This was an interesting article in the Good Friday edition of the Ottawa Citizen written by Susan Riley. She begins by talking about Barrack Obama's appeal not only to voters in the upcoming U.S. election, but how he strikes a chord with Canadians as well. She reflects on how many of us are drawn to his more conciliatory and collaborative approach to politics. Here is an excerpt:
From the sponsorship scandal to the Cadman affair, our own politics have been driven by distractions for years, with no end in sight. The economy is on auto-pilot, the dangers of climate change are ignored and the opportunities missed, nothing gets better for aboriginal Canadians, the health care system continues to stagger while this vibrant country is poorly-served by its menial-minded, risk-averse leaders.
That is why Obama's message is echoing north of the border. Is there an Obama here? Not yet. But the Green Party and its articulate leader, Elizabeth May, while still on the political margins, offer a glimpse, at least, of less destructively competitive, more positive, vision. It started with May and Liberal leader Stéphane Dion's agreement not to run candidates against one another in the next election, an unorthodox, principle-based alliance aimed at advancing a green agenda. As the Greens become more threatening -- their surprising surge in Vancouver Quadra apparently came at the expense of Liberal votes -- the relationship may fray. For now, however, says May, "if Stéphane Dion can keep trying to be collaborative, I'll try too, even if we're in a system that discourages cooperation."
It is telling to contrast this approach with comments made earlier in the week by Bill Tieleman, who was communications director for NDP BC Premier Glen Clark back in 1996. He was discussing the by election results of March 17, 2008. Here is an excerpt from his blog titled NDP Needs Some Class!
The popular perception about the byelections is that the only real winner was the Green Party, appropriately enough for a St. Patrick Day's vote. The Greens increased their support considerably, more than doubling their vote in Vancouver Quadra, finishing in second place ahead of the NDP and Conservatives in Willowdale, and a very close third to the NDP in Toronto Centre.Tielemen then puts forward a strong argument for the NDP to focus on the "class" differences between those who vote for the NDP and those who vote for other parties. He takes issue with current NDP leader Carole James. He points out that she "has gone out of her way, for example, to speak to chambers of commerce and business organizations, telling them the NDP wants to work with business and is not a threat."
That's all true. But it's not necessarily bad news for the NDP.
Crazy spin? Demented analysis of electoral politics? Not at all.
Because what both the federal byelections and the provincial poll clearly show is that the New Democratic Party can perform dramatically better -- if it does two simple things -- move sharply to the political left and embrace populist positions.

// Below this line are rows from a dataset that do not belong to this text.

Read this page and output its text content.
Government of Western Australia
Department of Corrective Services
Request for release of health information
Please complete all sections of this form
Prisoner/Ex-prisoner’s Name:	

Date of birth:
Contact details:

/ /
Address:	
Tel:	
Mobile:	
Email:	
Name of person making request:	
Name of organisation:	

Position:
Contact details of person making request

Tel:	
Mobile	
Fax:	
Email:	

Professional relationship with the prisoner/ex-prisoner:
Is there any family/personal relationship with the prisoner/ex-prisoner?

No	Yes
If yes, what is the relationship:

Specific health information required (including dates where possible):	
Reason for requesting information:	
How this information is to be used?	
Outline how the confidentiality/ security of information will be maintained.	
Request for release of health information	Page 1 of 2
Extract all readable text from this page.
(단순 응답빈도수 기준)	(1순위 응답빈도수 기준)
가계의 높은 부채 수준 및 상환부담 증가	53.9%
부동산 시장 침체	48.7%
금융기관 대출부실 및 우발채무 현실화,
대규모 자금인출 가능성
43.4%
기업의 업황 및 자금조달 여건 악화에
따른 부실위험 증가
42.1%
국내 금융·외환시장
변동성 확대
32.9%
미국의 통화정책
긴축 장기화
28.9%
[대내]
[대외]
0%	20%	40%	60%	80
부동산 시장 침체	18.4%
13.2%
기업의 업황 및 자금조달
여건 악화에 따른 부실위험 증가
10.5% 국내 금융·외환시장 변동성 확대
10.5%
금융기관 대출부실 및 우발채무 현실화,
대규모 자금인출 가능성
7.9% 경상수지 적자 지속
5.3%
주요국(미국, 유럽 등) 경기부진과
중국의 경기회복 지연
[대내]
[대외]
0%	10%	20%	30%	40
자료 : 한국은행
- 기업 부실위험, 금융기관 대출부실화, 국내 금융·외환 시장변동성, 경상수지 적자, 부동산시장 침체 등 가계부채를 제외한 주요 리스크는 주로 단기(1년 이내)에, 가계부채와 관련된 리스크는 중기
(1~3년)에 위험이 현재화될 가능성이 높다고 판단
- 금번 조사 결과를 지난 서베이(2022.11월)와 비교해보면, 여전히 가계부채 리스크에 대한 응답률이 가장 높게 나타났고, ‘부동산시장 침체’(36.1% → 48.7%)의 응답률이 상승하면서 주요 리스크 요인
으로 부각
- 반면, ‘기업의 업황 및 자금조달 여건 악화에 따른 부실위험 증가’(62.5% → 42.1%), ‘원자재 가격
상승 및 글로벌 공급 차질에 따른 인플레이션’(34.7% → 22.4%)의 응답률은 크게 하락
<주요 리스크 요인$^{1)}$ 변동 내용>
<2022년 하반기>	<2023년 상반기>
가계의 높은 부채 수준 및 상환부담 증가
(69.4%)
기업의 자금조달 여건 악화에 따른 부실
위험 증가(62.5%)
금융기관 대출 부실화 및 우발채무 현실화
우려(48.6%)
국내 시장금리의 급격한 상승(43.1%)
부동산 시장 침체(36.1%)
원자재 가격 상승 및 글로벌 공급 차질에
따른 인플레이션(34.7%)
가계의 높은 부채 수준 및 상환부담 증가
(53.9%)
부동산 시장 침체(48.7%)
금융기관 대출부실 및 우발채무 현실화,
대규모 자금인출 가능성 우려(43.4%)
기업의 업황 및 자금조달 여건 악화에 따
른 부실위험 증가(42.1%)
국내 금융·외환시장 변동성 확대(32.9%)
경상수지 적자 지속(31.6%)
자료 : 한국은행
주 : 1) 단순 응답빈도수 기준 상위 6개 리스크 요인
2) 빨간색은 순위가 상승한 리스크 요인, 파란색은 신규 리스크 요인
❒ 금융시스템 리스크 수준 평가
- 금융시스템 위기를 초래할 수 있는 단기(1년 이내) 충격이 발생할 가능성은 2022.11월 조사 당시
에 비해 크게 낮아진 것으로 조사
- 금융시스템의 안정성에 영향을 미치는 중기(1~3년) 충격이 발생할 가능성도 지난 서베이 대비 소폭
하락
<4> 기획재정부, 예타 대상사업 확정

He then quotes James and what she told the Surrey Chamber of Commerce:
"As leader of the NDP I have worked hard to reach out and build bridges to BC's business community -- small, medium and large -- and to make the case that the traditional political divides in this province should no longer shape our relationship," James said. "As I have said many times, in today's economy New Democrats and business leaders share far more in common than ever before."In Thieleman's view
...that's the wrong message. NDP voters want to see the party defend them against their bosses and the powerful business community, not work with them.As much as the NDP often like to claim to be "grassroots" and collaborative in their approach, in this instance, they are falling into the trap of playing"winner take all" politics. Tieleman is clearly advocating this type of old style divide and conquer tactics that focus on "class versus class" struggles, as opposed to finding what brings us together in common interest. It is such a tired
argument, the existence of which should clearly be pointing us in the direction of electoral reform that moves us away from our current First Past the Post electoral system.
Tieleman is not making his "move sharply to the political left" argument based on policy, but because it is, in his judgment the way to "win". Let's find our "wedge" issue and sculpt out some votes, he seems to be suggesting, as opposed to presenting policy that is correct and sustainable for our constituency in the long term. He certainly wouldn't be getting my vote based on that appeal strategy.
Yes, elections are about winning. However, speaking as a Green, the desire to win should not get in the way of us behaving in a collaborative manner that seeks to focus on our shared interests, as opposed to constantly hammering at the differences of our positions. On this I shall always be advocating that we take the high road. If we practice divide and conquer politics, we are no better than those we criticize. We need to walk the talk on this, and all of our issues, and model the behaviour we want to see around us.